I’m calling this day, ‘day 1’ of the Israel trail. But it must have been about twenty years since I first outlined to myself, and often to others, my ambition to one day walk ‘shvil yisrael‘, the walking trail that takes you the entire length of Israel.
Most of the time I imagined myself doing it as a ‘shvilist’ – taking six or seven weeks to walk the entire length, sleeping bag and rucksack on my back, camping under the stars, and not pausing until I reached my destination.
But recently I noticed that my 2003 edition of the Israel Trail guide had been replaced by five later editions and many route changes, the most startling of which is the extension of the length of the trail from 850km to 940km. I’m not getting younger and the trail is not getting shorter. (The longer trail is not a political statement of a ‘Greater Israel’ – the route has been altered to make it more adventurous. The entire trail lies within Israel’s 1967 boundaries apart from 2 kilometers, the second and third ones in fact).

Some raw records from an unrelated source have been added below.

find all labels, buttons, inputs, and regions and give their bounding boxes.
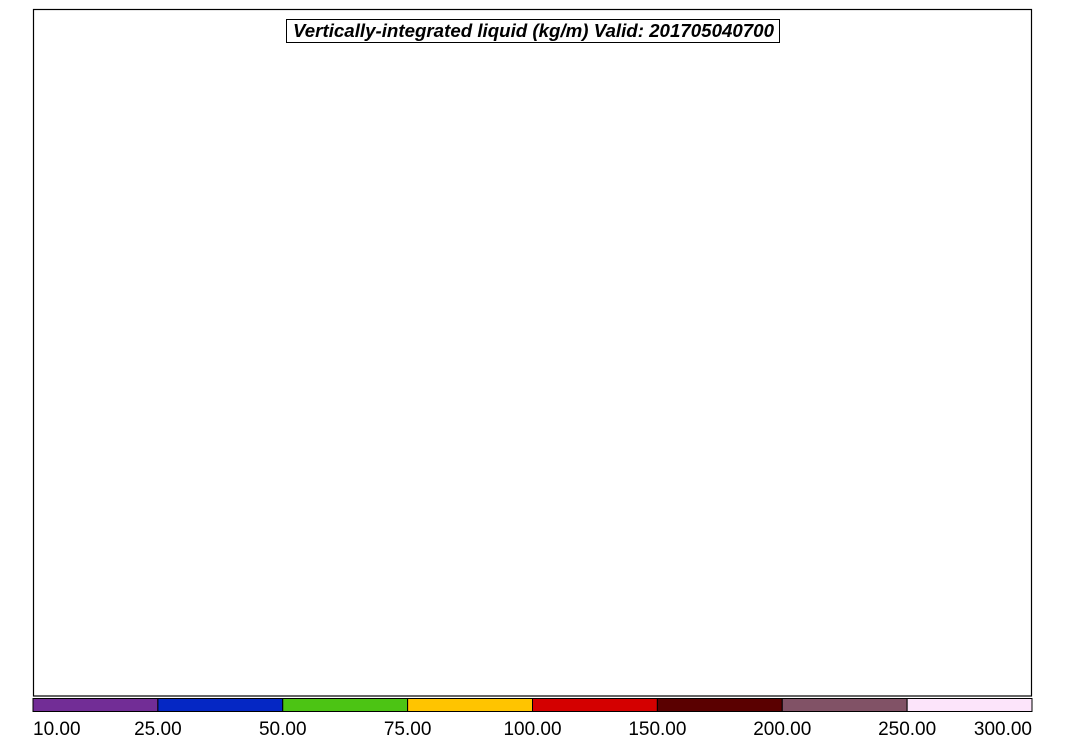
svg-text:25.00: 25.00 <box>134 719 182 740</box>
svg-text:200.00: 200.00 <box>753 719 811 740</box>
svg-text:10.00: 10.00 <box>33 719 81 740</box>
svg-text:75.00: 75.00 <box>384 719 432 740</box>
svg-text:Vertically-integrated liquid (: Vertically-integrated liquid (kg/m) Vali… <box>293 21 774 41</box>
svg-text:100.00: 100.00 <box>503 719 561 740</box>
svg-text:250.00: 250.00 <box>878 719 936 740</box>
svg-text:150.00: 150.00 <box>628 719 686 740</box>
svg-text:300.00: 300.00 <box>974 719 1032 740</box>
svg-text:50.00: 50.00 <box>259 719 307 740</box>
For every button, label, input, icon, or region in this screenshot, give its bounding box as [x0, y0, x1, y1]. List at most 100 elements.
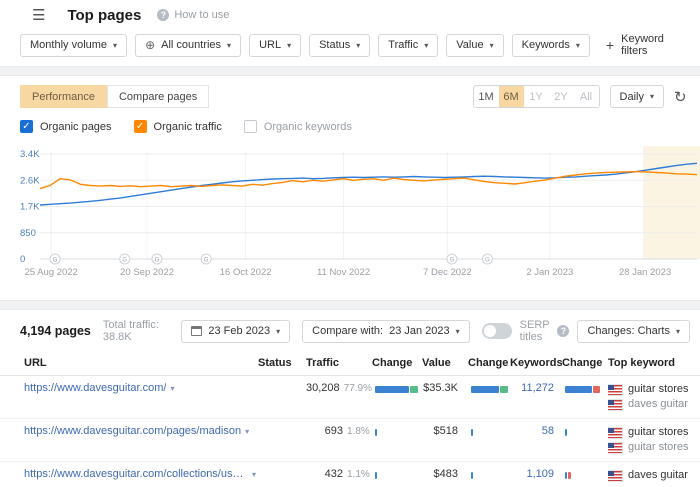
changes-view-dropdown[interactable]: Changes: Charts ▾	[577, 319, 690, 343]
calendar-icon	[191, 326, 203, 336]
table-header: URL Status Traffic Change Value Change K…	[0, 351, 700, 376]
column-header-keywords[interactable]: Keywords	[510, 357, 563, 369]
total-traffic-value: 38.8K	[102, 331, 132, 343]
svg-text:G: G	[155, 258, 160, 264]
column-header-value-change[interactable]: Change	[468, 357, 509, 369]
total-traffic-label: Total traffic:	[102, 319, 159, 331]
chevron-down-icon: ▾	[287, 40, 292, 50]
top-keyword-text: guitar stores madison	[628, 441, 690, 453]
svg-text:7 Dec 2022: 7 Dec 2022	[423, 267, 472, 278]
column-header-url[interactable]: URL	[24, 357, 47, 369]
svg-text:16 Oct 2022: 16 Oct 2022	[220, 267, 272, 278]
tabs-row: Performance Compare pages 1M 6M 1Y 2Y Al…	[0, 76, 700, 108]
traffic-filter[interactable]: Traffic ▾	[378, 33, 439, 57]
keywords-count[interactable]: 1,109	[526, 468, 554, 480]
table-body: https://www.davesguitar.com/ ▾ 30,208 77…	[0, 376, 700, 487]
us-flag-icon	[608, 427, 622, 438]
add-keyword-filters-button[interactable]: + Keyword filters	[606, 33, 688, 57]
svg-text:G: G	[53, 258, 58, 264]
checkbox-checked-icon[interactable]: ✓	[20, 120, 33, 133]
range-1y-button[interactable]: 1Y	[523, 86, 549, 107]
column-header-traffic[interactable]: Traffic	[306, 357, 340, 369]
keywords-cell: 11,272	[510, 382, 560, 394]
keywords-count[interactable]: 11,272	[521, 382, 554, 394]
serp-titles-toggle[interactable]	[481, 323, 512, 339]
top-keyword: daves guitar shop	[608, 468, 690, 483]
keywords-filter[interactable]: Keywords ▾	[511, 33, 590, 57]
hamburger-menu-icon[interactable]: ☰	[32, 7, 46, 24]
globe-icon: ⊕	[145, 38, 156, 52]
svg-text:850: 850	[20, 228, 36, 239]
traffic-percent: 77.9%	[343, 383, 373, 394]
tab-compare-pages[interactable]: Compare pages	[106, 85, 210, 108]
value-cell: $483	[433, 468, 458, 480]
page-url-link[interactable]: https://www.davesguitar.com/	[24, 382, 167, 394]
chevron-down-icon[interactable]: ▾	[251, 469, 256, 479]
chevron-down-icon: ▾	[356, 40, 361, 50]
monthly-volume-filter[interactable]: Monthly volume ▾	[20, 33, 128, 57]
keywords-change-bar	[562, 468, 606, 482]
value-filter[interactable]: Value ▾	[446, 33, 504, 57]
refresh-icon[interactable]: ↻	[674, 88, 687, 106]
chevron-down-icon[interactable]: ▾	[170, 383, 175, 393]
checkbox-unchecked-icon[interactable]	[243, 120, 257, 133]
top-keyword-cell: daves guitar shop	[608, 468, 690, 483]
range-1m-button[interactable]: 1M	[473, 86, 499, 107]
traffic-value: 432	[324, 468, 343, 480]
legend-organic-keywords[interactable]: Organic keywords	[243, 120, 352, 133]
table-row: https://www.davesguitar.com/ ▾ 30,208 77…	[0, 376, 700, 419]
legend-organic-keywords-label: Organic keywords	[263, 120, 352, 133]
chevron-down-icon[interactable]: ▾	[245, 426, 250, 436]
value-filter-label: Value	[456, 39, 484, 51]
page-title: Top pages	[67, 6, 142, 24]
top-keyword: guitar stores madison wi	[608, 425, 690, 440]
add-keyword-filters-label: Keyword filters	[621, 33, 664, 57]
how-to-use-link[interactable]: ? How to use	[157, 9, 229, 21]
column-header-traffic-change[interactable]: Change	[372, 357, 413, 369]
range-2y-button[interactable]: 2Y	[548, 86, 574, 107]
changes-view-label: Changes: Charts	[587, 325, 670, 337]
status-filter[interactable]: Status ▾	[309, 33, 371, 57]
column-header-top-keyword[interactable]: Top keyword	[608, 357, 676, 369]
keywords-change-bar	[562, 425, 606, 439]
chevron-down-icon: ▾	[675, 326, 680, 336]
monthly-volume-label: Monthly volume	[30, 39, 108, 51]
compare-date-button[interactable]: Compare with: 23 Jan 2023 ▾	[302, 319, 470, 343]
svg-text:3.4K: 3.4K	[20, 149, 40, 160]
checkbox-checked-icon[interactable]: ✓	[133, 120, 147, 133]
top-keyword-text: daves guitar shop	[628, 398, 690, 410]
column-header-value[interactable]: Value	[422, 357, 451, 369]
column-header-keywords-change[interactable]: Change	[562, 357, 603, 369]
url-filter-label: URL	[259, 39, 282, 51]
traffic-percent: 1.1%	[347, 469, 370, 480]
svg-text:1.7K: 1.7K	[20, 202, 40, 213]
table-row: https://www.davesguitar.com/collections/…	[0, 462, 700, 487]
table-toolbar: 4,194 pages Total traffic: 38.8K 23 Feb …	[0, 310, 700, 351]
range-all-button[interactable]: All	[573, 86, 599, 107]
traffic-chart: 25 Aug 2022 20 Sep 2022 16 Oct 2022 11 Nov …	[20, 146, 700, 278]
granularity-label: Daily	[619, 90, 644, 103]
countries-filter[interactable]: ⊕ All countries ▾	[135, 33, 242, 57]
svg-text:G: G	[485, 258, 490, 264]
top-keyword: guitar stores madison	[608, 440, 690, 455]
tab-performance[interactable]: Performance	[20, 85, 107, 108]
granularity-dropdown[interactable]: Daily ▾	[609, 85, 664, 108]
traffic-percent: 1.8%	[347, 426, 370, 437]
chevron-down-icon: ▾	[424, 40, 429, 50]
legend-organic-traffic[interactable]: ✓ Organic traffic	[133, 120, 222, 133]
table-row: https://www.davesguitar.com/pages/madiso…	[0, 419, 700, 462]
chevron-down-icon: ▾	[575, 40, 580, 50]
page-url-link[interactable]: https://www.davesguitar.com/collections/…	[24, 468, 248, 480]
value-cell: $35.3K	[423, 382, 458, 394]
keywords-count[interactable]: 58	[541, 425, 554, 437]
us-flag-icon	[608, 442, 622, 453]
date-picker-button[interactable]: 23 Feb 2023 ▾	[181, 319, 291, 343]
url-filter[interactable]: URL ▾	[249, 33, 302, 57]
column-header-status[interactable]: Status	[258, 357, 292, 369]
svg-text:2.6K: 2.6K	[20, 175, 40, 186]
countries-label: All countries	[161, 39, 222, 51]
legend-organic-pages[interactable]: ✓ Organic pages	[20, 120, 112, 133]
page-url-link[interactable]: https://www.davesguitar.com/pages/madiso…	[24, 425, 242, 437]
range-6m-button[interactable]: 6M	[498, 86, 524, 107]
help-icon: ?	[157, 9, 170, 21]
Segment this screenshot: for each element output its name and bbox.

So when I started walking, I had a new plan. I would hike one section each week. No sleeping bag, just provisions for the day.
Though there is nothing set about how long each section needs to be, I was planning my route in accordance with bus stops at the beginning and the end of the daily trek – it seems to work at least until I get closer to the deserts in the south.
And so it began.
I’m not sure what I expected after waiting for so long to do something. As I found the official distinctive first marker (see photo) I considered saying the ‘shechiyanu’ blessing that reflects gratefulness at arriving at a particular moment in life. I wondered, though, whether it’s best saved for the end of the trek, so I pushed off that dilemma for somewhere down the line.
The hike begins on the edge of Kibbutz Dan – at the Beit Ussishkin museum. Soon enough I was walking around the outside of Tel Dan, the boundaries of the Jewish kingdom the last time it reached this far north three thousand years ago.
The first three kilometers were easy. In less than forty minutes I was already into the fields bordering Lebanon and I calculated that at this rate I would have finished the entire trek to Eilat in less than 12 days – without sleeping.
At the point where the trail comes closest to the Lebanese border, it swings into the Snir national park. The national park is one of the only places where one needs to pay an entry fee to continue on the trail – though there is an easy detour if one wishes to avoid the fee.
After stopping for a picnic lunch alongside a number of families who had come to do the one-kilometer trail inside the park – I resisted the urge to tell them I was doing an additional 939 km – I continued alongside the Snir stream.
I allowed myself a short detour from the trail to the highest point inside the national park with a stunning view of the Hula Valley (see photo).
The trail then continues alongside the stream and sometimes inside the stream. This was my slowest kilometer of the day as I removed my shoes and socks and carefully made my way through the water and rocks that made for a beautiful refreshing change of pace.
By the time I emerged from the boundaries of the park I was well into the second half of the trail distance I had set myself for the day. The trail was a little less dramatic as it made its way along small country lanes and fields between Ma’ayan Baruch and Yuval. It was in these fields that I passed three young men resting. I joined them for a moment in the shade but I didn’t want to spend too much time talking to them. I was jealous. They were real ‘shvilistim’ – with sleeping bags and miniature cookers on their back – who had also started walking that morning. Though even they admitted they weren’t going to complete the whole trail in one go, which made me feel a little better about myself.
And then soon enough I was ready for the final – and only real – ascent of the day to Kfar Giladi. I paused for a moment in the minimal shade of some bushes alongside a road that the trail emerged onto. Within a couple of minutes, a concerned driver stopped to ask if I was ok and if I needed help. I definitely felt tired, more tired than I had anticipated, but I didn’t know that one day on the trail would radiate such distress. In truth I was fine and I let the driver know. And then I climbed up to Kfar Giladi.
The first day’s trail for me ended in the cemetery alongside the Roaring Lion Monument that was modern Zionism’s first public grappling with memorializing loss (see photo). The Battle of Tel Hai and the deaths of eight Jewish fighters here one hundred years ago. I’ve spent a quarter of that last century figuring out how I would begin this trek and now I have begun I hope I appreciate a little more that the freedom I have to do so was bequeathed in some way to me by the people in the cemetery behind me.
My appreciation was realized I have to admit in a much more immediate way by having an opportunity to refill my water from the taps available as one exits a cemetery. At which point the trail crosses exactly through a bus stop and with somewhat surprising timing my bus (which runs only three times a day) to Kiryat Shmona arrived a short time later. I looked around and made a mental image of exactly where I would place my feet when I began the next section one week later.